Fine-tuning

Fine-tune models for better results and efficiency.

Fine-tuning lets you get more out of the models available by providing:

  • Higher quality results than prompting
  • Ability to train on more examples than can fit in a prompt
  • Token savings due to shorter prompts
  • Lower latency requests

Text generation models have been pre-trained on a vast amount of text. To use the models effectively, we include instructions and sometimes several examples in a prompt. Using demonstrations to show how to perform a task is often called "few-shot learning."

Fine-tuning improves on few-shot learning by training on many more examples than can fit in the prompt, letting you achieve better results on a wide number of tasks. Once a model has been fine-tuned, you won't need to provide as many examples in the prompt.
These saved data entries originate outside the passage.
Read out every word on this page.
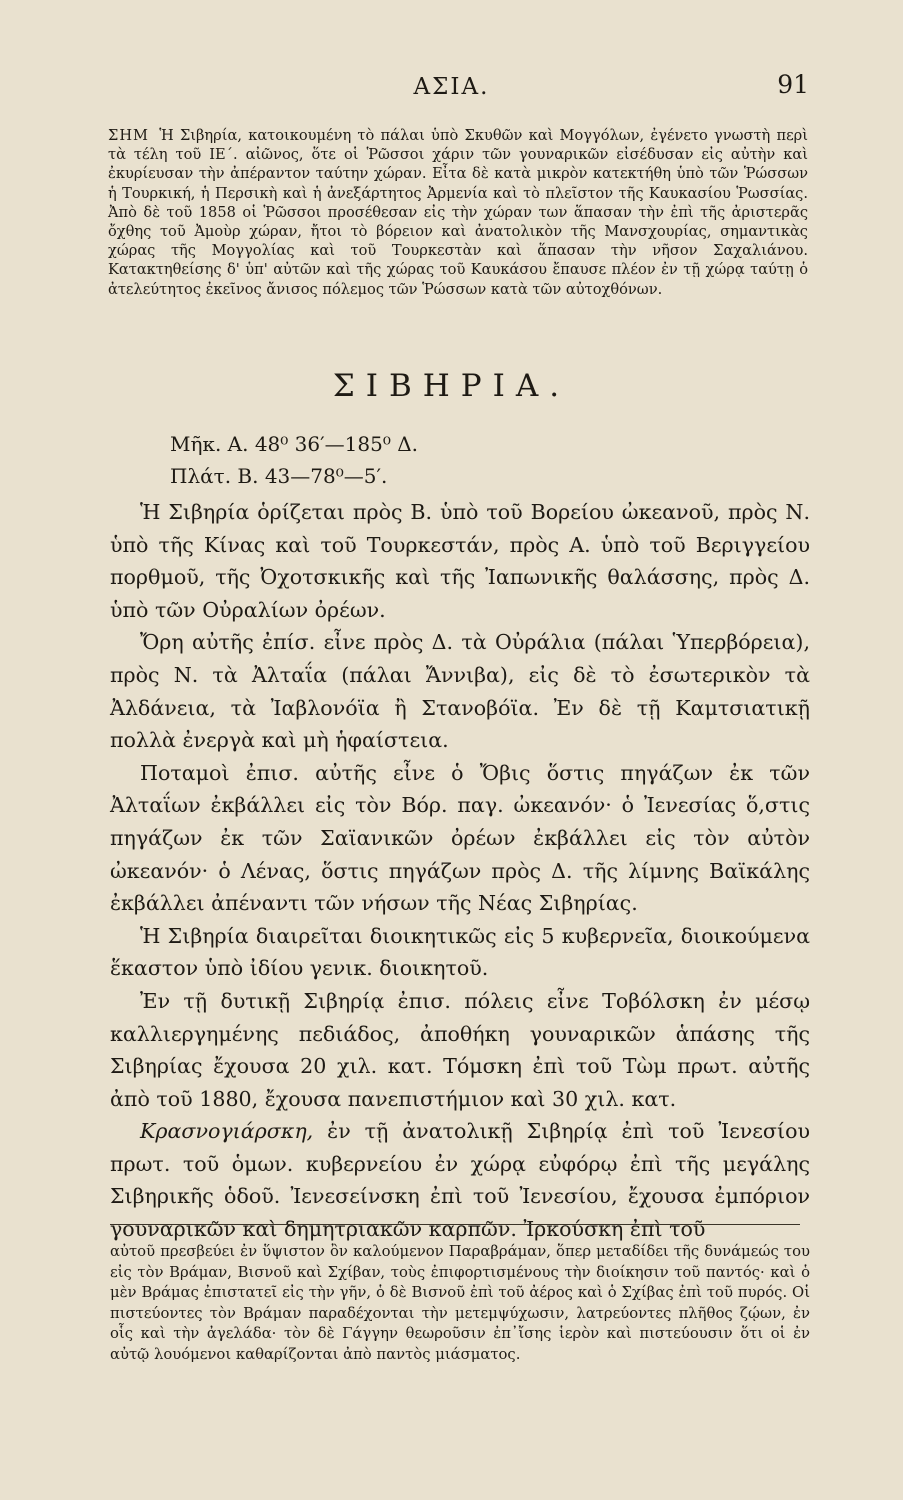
ΑΣΙΑ.	91
ΣΗΜ Ἡ Σιβηρία, κατοικουμένη τὸ πάλαι ὑπὸ Σκυθῶν καὶ Μογγόλων, ἐγένετο γνωστὴ περὶ τὰ τέλη τοῦ ΙΕ΄. αἰῶνος, ὅτε οἱ Ῥῶσσοι χάριν τῶν γουναρικῶν εἰσέδυσαν εἰς αὐτὴν καὶ ἐκυρίευσαν τὴν ἀπέραντον ταύτην χώραν. Εἶτα δὲ κατὰ μικρὸν κατεκτήθη ὑπὸ τῶν Ῥώσσων ἡ Τουρκική, ἡ Περσικὴ καὶ ἡ ἀνεξάρτητος Ἀρμενία καὶ τὸ πλεῖστον τῆς Καυκασίου Ῥωσσίας. Ἀπὸ δὲ τοῦ 1858 οἱ Ῥῶσσοι προσέθεσαν εἰς τὴν χώραν των ἅπασαν τὴν ἐπὶ τῆς ἀριστερᾶς ὄχθης τοῦ Ἀμοὺρ χώραν, ἤτοι τὸ βόρειον καὶ ἀνατολικὸν τῆς Μανσχουρίας, σημαντικὰς χώρας τῆς Μογγολίας καὶ τοῦ Τουρκεστὰν καὶ ἅπασαν τὴν νῆσον Σαχαλιάνου. Κατακτηθείσης δ' ὑπ' αὐτῶν καὶ τῆς χώρας τοῦ Καυκάσου ἔπαυσε πλέον ἐν τῇ χώρᾳ ταύτῃ ὁ ἀτελεύτητος ἐκεῖνος ἄνισος πόλεμος τῶν Ῥώσσων κατὰ τῶν αὐτοχθόνων.
ΣΙΒΗΡΙΑ.
Μῆκ. Α. 48⁰ 36′—185⁰ Δ.
Πλάτ. Β. 43—78⁰—5′.

Ἡ Σιβηρία ὁρίζεται πρὸς Β. ὑπὸ τοῦ Βορείου ὠκεανοῦ, πρὸς Ν. ὑπὸ τῆς Κίνας καὶ τοῦ Τουρκεστάν, πρὸς Α. ὑπὸ τοῦ Βεριγγείου πορθμοῦ, τῆς Ὀχοτσκικῆς καὶ τῆς Ἰαπωνικῆς θαλάσσης, πρὸς Δ. ὑπὸ τῶν Οὐραλίων ὀρέων.

Ὄρη αὐτῆς ἐπίσ. εἶνε πρὸς Δ. τὰ Οὐράλια (πάλαι Ὑπερβόρεια), πρὸς Ν. τὰ Ἀλταΐα (πάλαι Ἄννιβα), εἰς δὲ τὸ ἐσωτερικὸν τὰ Ἀλδάνεια, τὰ Ἰαβλονόϊα ἢ Στανοβόϊα. Ἐν δὲ τῇ Καμτσιατικῇ πολλὰ ἐνεργὰ καὶ μὴ ἡφαίστεια.

Ποταμοὶ ἐπισ. αὐτῆς εἶνε ὁ Ὄβις ὅστις πηγάζων ἐκ τῶν Ἀλταΐων ἐκβάλλει εἰς τὸν Βόρ. παγ. ὠκεανόν· ὁ Ἰενεσίας ὅ,στις πηγάζων ἐκ τῶν Σαϊανικῶν ὀρέων ἐκβάλλει εἰς τὸν αὐτὸν ὠκεανόν· ὁ Λένας, ὅστις πηγάζων πρὸς Δ. τῆς λίμνης Βαϊκάλης ἐκβάλλει ἀπέναντι τῶν νήσων τῆς Νέας Σιβηρίας.

Ἡ Σιβηρία διαιρεῖται διοικητικῶς εἰς 5 κυβερνεῖα, διοικούμενα ἕκαστον ὑπὸ ἰδίου γενικ. διοικητοῦ.

Ἐν τῇ δυτικῇ Σιβηρίᾳ ἐπισ. πόλεις εἶνε Τοβόλσκη ἐν μέσῳ καλλιεργημένης πεδιάδος, ἀποθήκη γουναρικῶν ἁπάσης τῆς Σιβηρίας ἔχουσα 20 χιλ. κατ. Τόμσκη ἐπὶ τοῦ Τὼμ πρωτ. αὐτῆς ἀπὸ τοῦ 1880, ἔχουσα πανεπιστήμιον καὶ 30 χιλ. κατ.

Κρασνογιάρσκη, ἐν τῇ ἀνατολικῇ Σιβηρίᾳ ἐπὶ τοῦ Ἰενεσίου πρωτ. τοῦ ὁμων. κυβερνείου ἐν χώρᾳ εὐφόρῳ ἐπὶ τῆς μεγάλης Σιβηρικῆς ὁδοῦ. Ἰενεσείνσκη ἐπὶ τοῦ Ἰενεσίου, ἔχουσα ἐμπόριον γουναρικῶν καὶ δημητριακῶν καρπῶν. Ἰρκούσκη ἐπὶ τοῦ

αὐτοῦ πρεσβεύει ἐν ὕψιστον ὂν καλούμενον Παραβράμαν, ὅπερ μεταδίδει τῆς δυνάμεώς του εἰς τὸν Βράμαν, Βισνοῦ καὶ Σχίβαν, τοὺς ἐπιφορτισμένους τὴν διοίκησιν τοῦ παντός· καὶ ὁ μὲν Βράμας ἐπιστατεῖ εἰς τὴν γῆν, ὁ δὲ Βισνοῦ ἐπὶ τοῦ ἀέρος καὶ ὁ Σχίβας ἐπὶ τοῦ πυρός. Οἱ πιστεύοντες τὸν Βράμαν παραδέχονται τὴν μετεμψύχωσιν, λατρεύοντες πλῆθος ζῴων, ἐν οἷς καὶ τὴν ἀγελάδα· τὸν δὲ Γάγγην θεωροῦσιν ἐπ᾿ἴσης ἱερὸν καὶ πιστεύουσιν ὅτι οἱ ἐν αὐτῷ λουόμενοι καθαρίζονται ἀπὸ παντὸς μιάσματος.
This saves costs and enables lower-latency requests.

At a high level, fine-tuning involves the following steps:

  1. Prepare and upload training data
  2. Train a new fine-tuned model
  3. Evaluate results and go back to step 1 if needed
  4. Use your fine-tuned model

Visit our pricing page to learn more about how fine-tuned model training and usage are billed.

Which models can be fine-tuned?

Fine-tuning is currently available for the following models:

  • gpt-4o-2024-08-06
  • gpt-4o-mini-2024-07-18
  • gpt-4-0613
  • gpt-3.5-turbo-0125
  • gpt-3.5-turbo-1106
  • gpt-3.5-turbo-0613

You can also fine-tune a fine-tuned model, which is useful if you acquire additional data and don't want to repeat the previous training steps.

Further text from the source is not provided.